The Court notes that at the time of his arrest the
applicant was notified of the provision under which he was
being detained. However a bare indication of the legal basis
for an arrest cannot, taken on its own, be sufficient for
the purposes of Article 5 § 2 (see the above-mentioned Fox,
Campbell and Hartley judgment, p. 19, § 41) Following
arrest the applicant was interrogated about his suspected
involvement in a recent bomb explosion at a military
barracks, his membership of a proscribed organisation and
about the use made of the items seized by the police from
his house, in particular computer equipment and the
information stored on the computer.
For the Court, there is no reason to suppose that
these periods of questioning were not such as to enable the
applicant to understand why he was arrested and why he was
suspected of being concerned in the commission, preparation
or instigation of acts of terrorism and to have more than a
reasonable idea of the charges which he was facing. It is to
be observed that, although requested by the Registry to do
so, the applicant has not provided details of when the
interviews took place. However the applicant states that he
was subjected to thirty-nine interviews in all between 9.43
a.m. on 7 November 1996 and 12.15 p.m. on 14 November 1996.
It can reasonably be inferred from the intense frequency of
the interviews that the applicant was apprised of these
matters within a few hours of his arrest and thus within the
constraints of time imposed by the notion of promptness
within the meaning of Article 5 § 2 of the Convention.
The Court would also observe that the charges which
were read out to the applicant on 14 November 1996 pertained
to his possession of records or documents or information for
terrorist purposes and were consistent with the line of
questioning pursued by the police since the beginning of his
detention and with the nature of the materials seized at the
applicant’s house at the time of his arrest. In this
respect, the Court notes that the fact that the applicant
was only notified about the charges against him on 14
November 1996 does not in itself raise an issue under
Article 5 § 2 from the standpoint of the requirement of
promptness. It is to be recalled that that requirement only
comes into play if there is “any charge” against the
applicant. As was noted in the Court’s Murray v. the
United Kingdom judgment of 28 October 1994 (Series A no.
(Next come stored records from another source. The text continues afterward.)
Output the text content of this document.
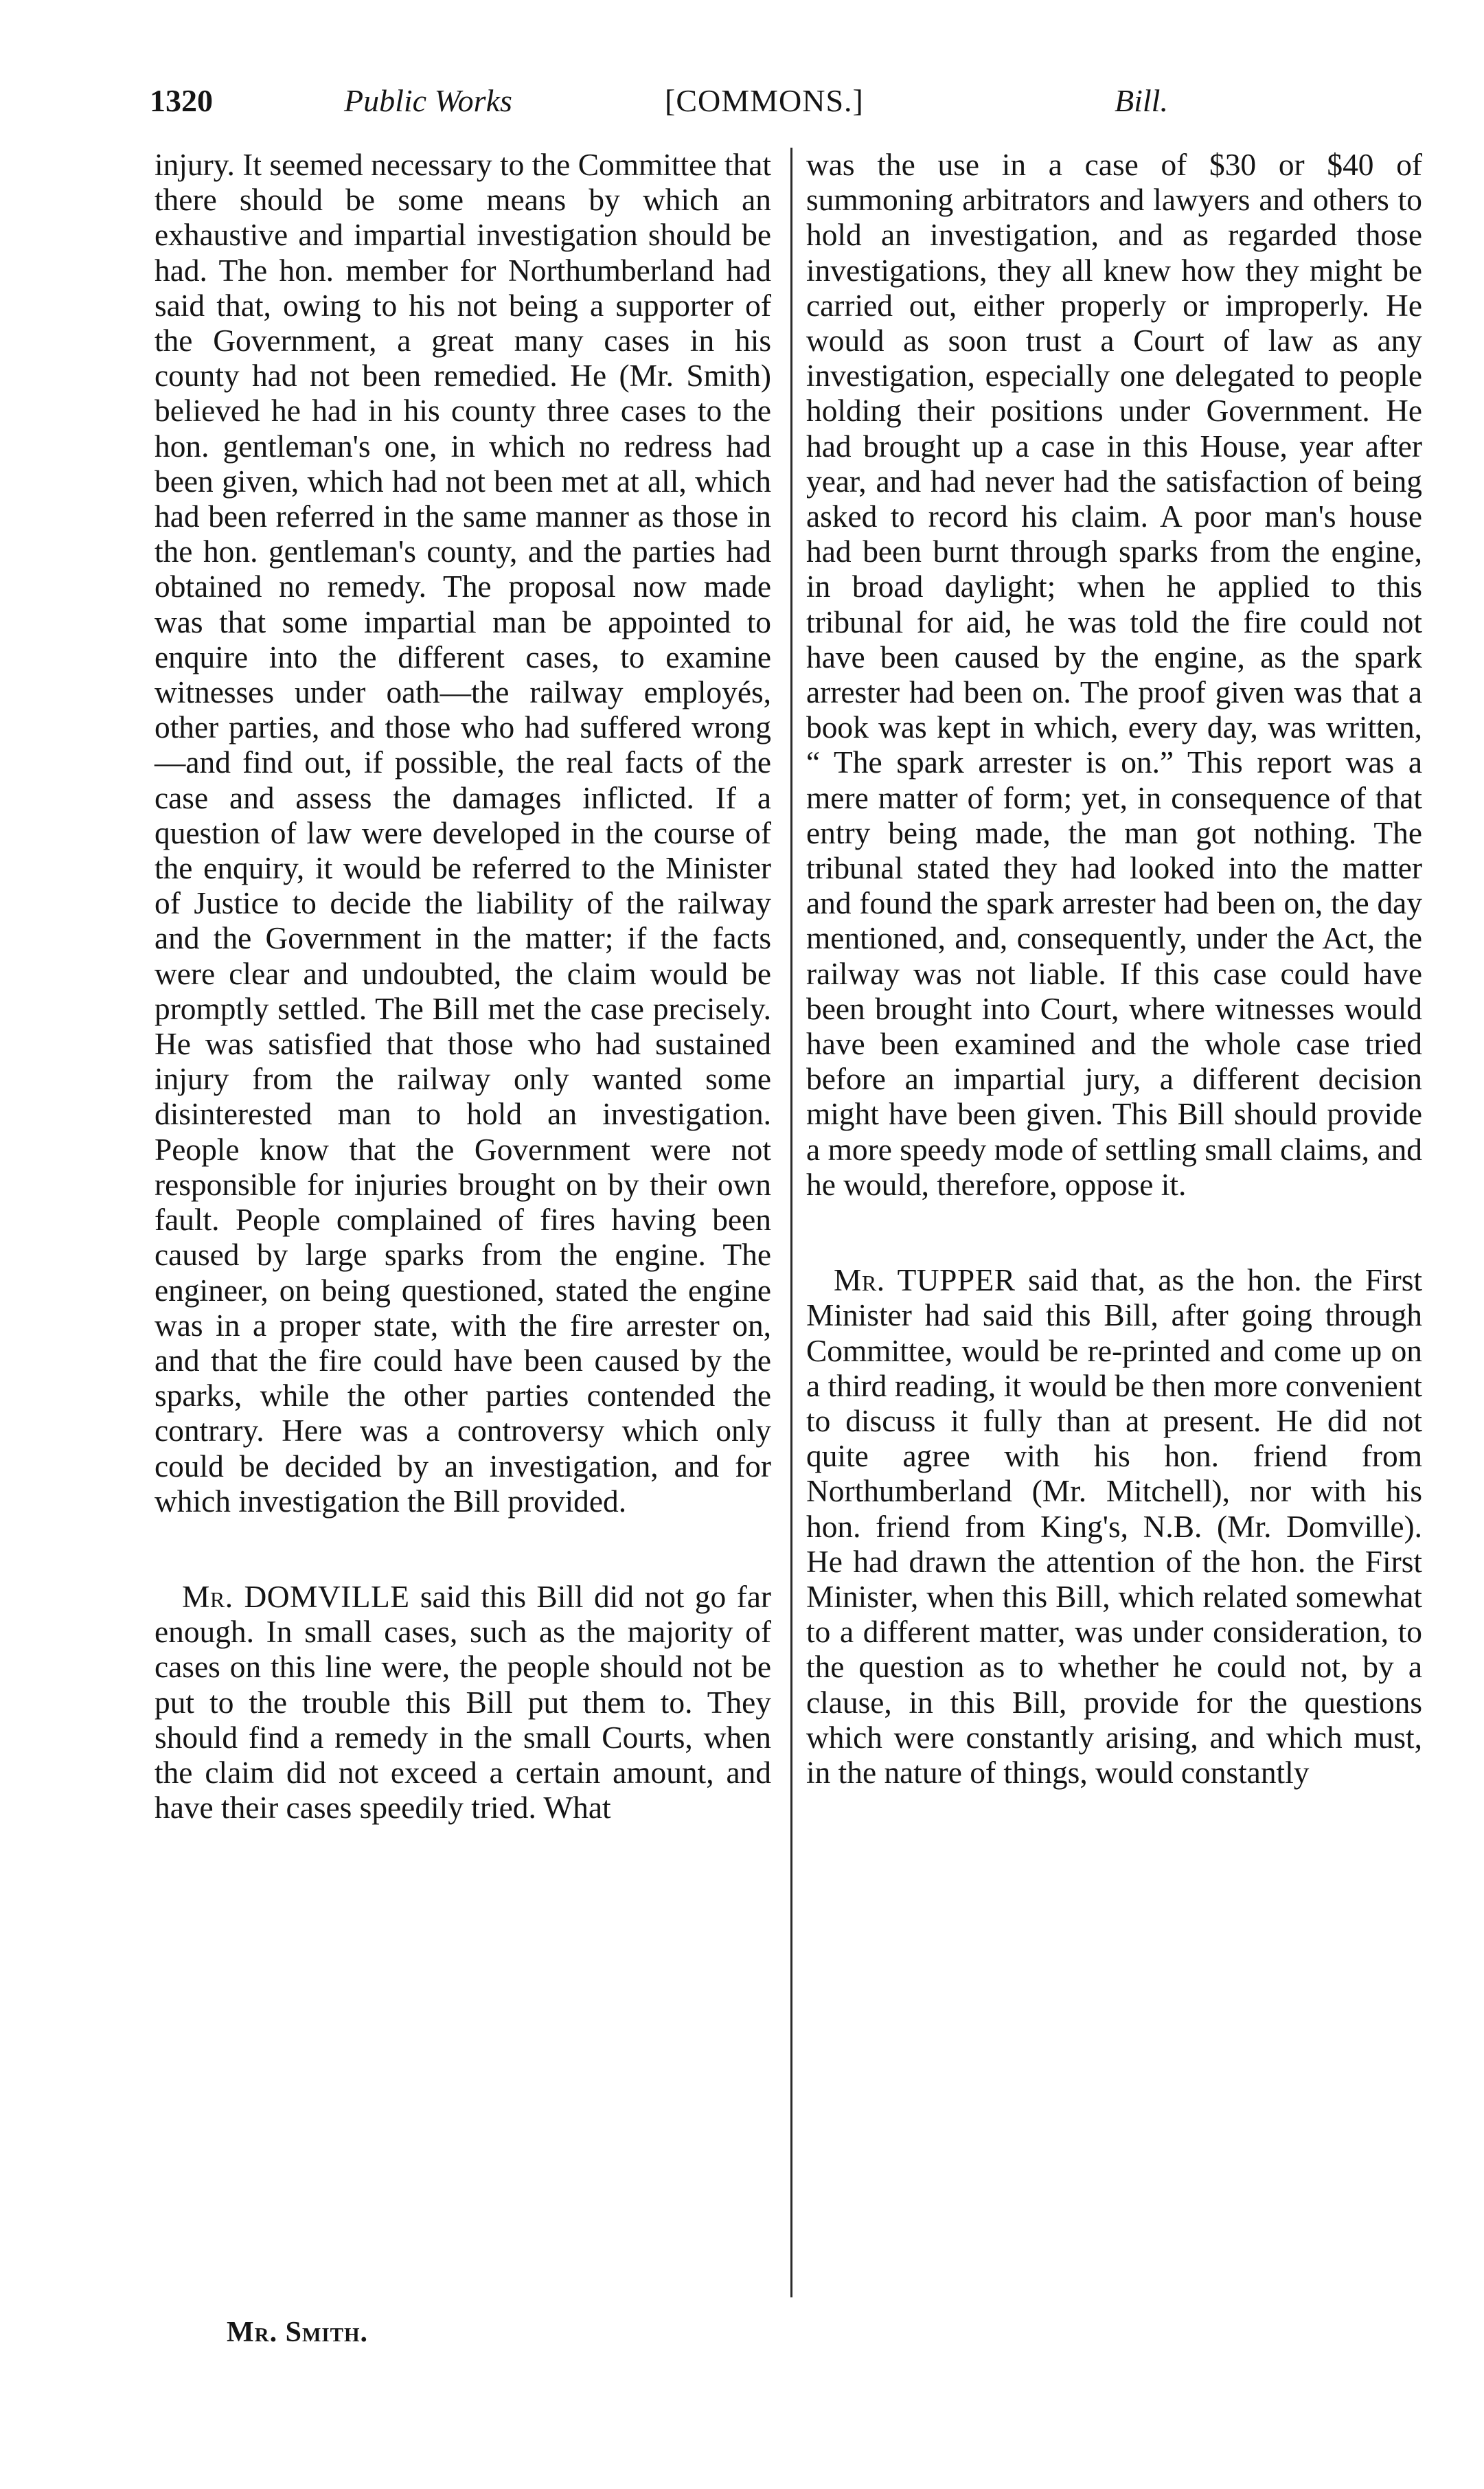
1320	Public Works	[COMMONS.]	Bill.

injury. It seemed necessary to the Committee that there should be some means by which an exhaustive and impartial investigation should be had. The hon. member for Northumberland had said that, owing to his not being a supporter of the Government, a great many cases in his county had not been remedied. He (Mr. Smith) believed he had in his county three cases to the hon. gentleman's one, in which no redress had been given, which had not been met at all, which had been referred in the same manner as those in the hon. gentleman's county, and the parties had obtained no remedy. The proposal now made was that some impartial man be appointed to enquire into the different cases, to examine witnesses under oath—the railway employés, other parties, and those who had suffered wrong—and find out, if possible, the real facts of the case and assess the damages inflicted. If a question of law were developed in the course of the enquiry, it would be referred to the Minister of Justice to decide the liability of the railway and the Government in the matter; if the facts were clear and undoubted, the claim would be promptly settled. The Bill met the case precisely. He was satisfied that those who had sustained injury from the railway only wanted some disinterested man to hold an investigation. People know that the Government were not responsible for injuries brought on by their own fault. People complained of fires having been caused by large sparks from the engine. The engineer, on being questioned, stated the engine was in a proper state, with the fire arrester on, and that the fire could have been caused by the sparks, while the other parties contended the contrary. Here was a controversy which only could be decided by an investigation, and for which investigation the Bill provided.

Mr. DOMVILLE said this Bill did not go far enough. In small cases, such as the majority of cases on this line were, the people should not be put to the trouble this Bill put them to. They should find a remedy in the small Courts, when the claim did not exceed a certain amount, and have their cases speedily tried. What

was the use in a case of $30 or $40 of summoning arbitrators and lawyers and others to hold an investigation, and as regarded those investigations, they all knew how they might be carried out, either properly or improperly. He would as soon trust a Court of law as any investigation, especially one delegated to people holding their positions under Government. He had brought up a case in this House, year after year, and had never had the satisfaction of being asked to record his claim. A poor man's house had been burnt through sparks from the engine, in broad daylight; when he applied to this tribunal for aid, he was told the fire could not have been caused by the engine, as the spark arrester had been on. The proof given was that a book was kept in which, every day, was written, “ The spark arrester is on.” This report was a mere matter of form; yet, in consequence of that entry being made, the man got nothing. The tribunal stated they had looked into the matter and found the spark arrester had been on, the day mentioned, and, consequently, under the Act, the railway was not liable. If this case could have been brought into Court, where witnesses would have been examined and the whole case tried before an impartial jury, a different decision might have been given. This Bill should provide a more speedy mode of settling small claims, and he would, therefore, oppose it.

Mr. TUPPER said that, as the hon. the First Minister had said this Bill, after going through Committee, would be re-printed and come up on a third reading, it would be then more convenient to discuss it fully than at present. He did not quite agree with his hon. friend from Northumberland (Mr. Mitchell), nor with his hon. friend from King's, N.B. (Mr. Domville). He had drawn the attention of the hon. the First Minister, when this Bill, which related somewhat to a different matter, was under consideration, to the question as to whether he could not, by a clause, in this Bill, provide for the questions which were constantly arising, and which must, in the nature of things, would constantly

Mr. Smith.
300-A, p. 27, § 55), facts which raise a suspicion capable
of grounding an arrest need not be of the same level as
those necessary to justify bringing a charge against the
arrestee, which comes at the next stage of the process of
criminal investigation. In the instant case, the applicant
remained silent throughout the period of detention and the
police were unable to make any headway in pursuing their
suspicions against him. It was only towards the end of the
period of detention that they decided to charge him. The
applicant has not contended before the Court that the
purpose of the arrest and detention was not genuinely to
bring him before a competent judicial authority, and for
that reason it does not have to examine whether the period
of detention was deliberately delayed as part of an
intelligence-gathering exercise.
In the light of the above considerations, the Court
finds that this part of the application is manifestly
ill-founded within the meaning of Article 35 § 3 of the
Convention and must be rejected under Article 35 § 4
thereof.
The Court notes that the applicant also submits that
he was denied, in breach of Article 5 § 2 of the
Convention, details of the evidence on which
the prosecution intended to rely in respect of the charges
against him. He maintains that the refusal to provide him
with such information prejudiced his position by preventing
him from adequately preparing his defence and for this
reason he had been compelled to take judicial review
proceedings. In the Court’s opinion this complaint falls
to be determined in the context of his complaints under
Article 5 § 3, Article 5 § 4 and Article 6 of the
Convention and it will accordingly consider it below.
B.
Article 5 § 3
1.
As to the length of the applicant’s detention
before being brought before a judicial authority
The
applicant maintains that he was arrested on 7 November 1996
and detained until 14 November 1996 when he was charged
and brought before a court. In the applicant’s submission,
this period of detention was in clear breach of Article 5 §
3 of the Convention. Furthermore, although the respondent
Government’s derogation under Article 15 of the Convention
was in force at the relevant time, it could not be said to
be valid since at the time of his arrest the conditions
governing the validity of the derogation were no longer
satisfied. Article 15 of the Convention states:
“1. In
time of war or other public emergency threatening the life
of the nation any High Contracting Party may take measures
derogating from its obligations under this Convention to the
extent strictly required by the exigencies of the situation,
provided that such measures are not inconsistent with its
other obligations under international law.
2. No
derogation from Article 2, except in respect of deaths
resulting from lawful acts of war, or from Articles 3, 4 (§
1) and 7 shall be made under this provision.
3. Any
High Contracting Party availing itself of this right of
derogation shall keep the Secretary General of the Council
of Europe fully informed of the measures which it has taken
and the reasons therefore. It shall also inform the
Secretary General of the Council of Europe when such
measures have ceased to operate and the provisions of the
Convention are again being fully executed.”
The
Court considers that at this stage it cannot, on the basis
of the case file, determine the admissibility of this
complaint and that it is therefore necessary, in accordance
with Rule 54 § 3 (b) of the Rules of Court,
to give notice of this complaint to the respondent
Government.
2.
As to the applicant’s complaint that he was not
brought to trial within a reasonable time or released
pending trial
The Court notes that the applicant did not make a
bail application although he was brought before Belfast
Magistrates’ Court on several occasions during the period
of his remand. The applicant confined himself to challenging
the refusal of the authorities to supply him with full
details of the prosecution’s case against him, with a view
to the preparation of his defence to the charges.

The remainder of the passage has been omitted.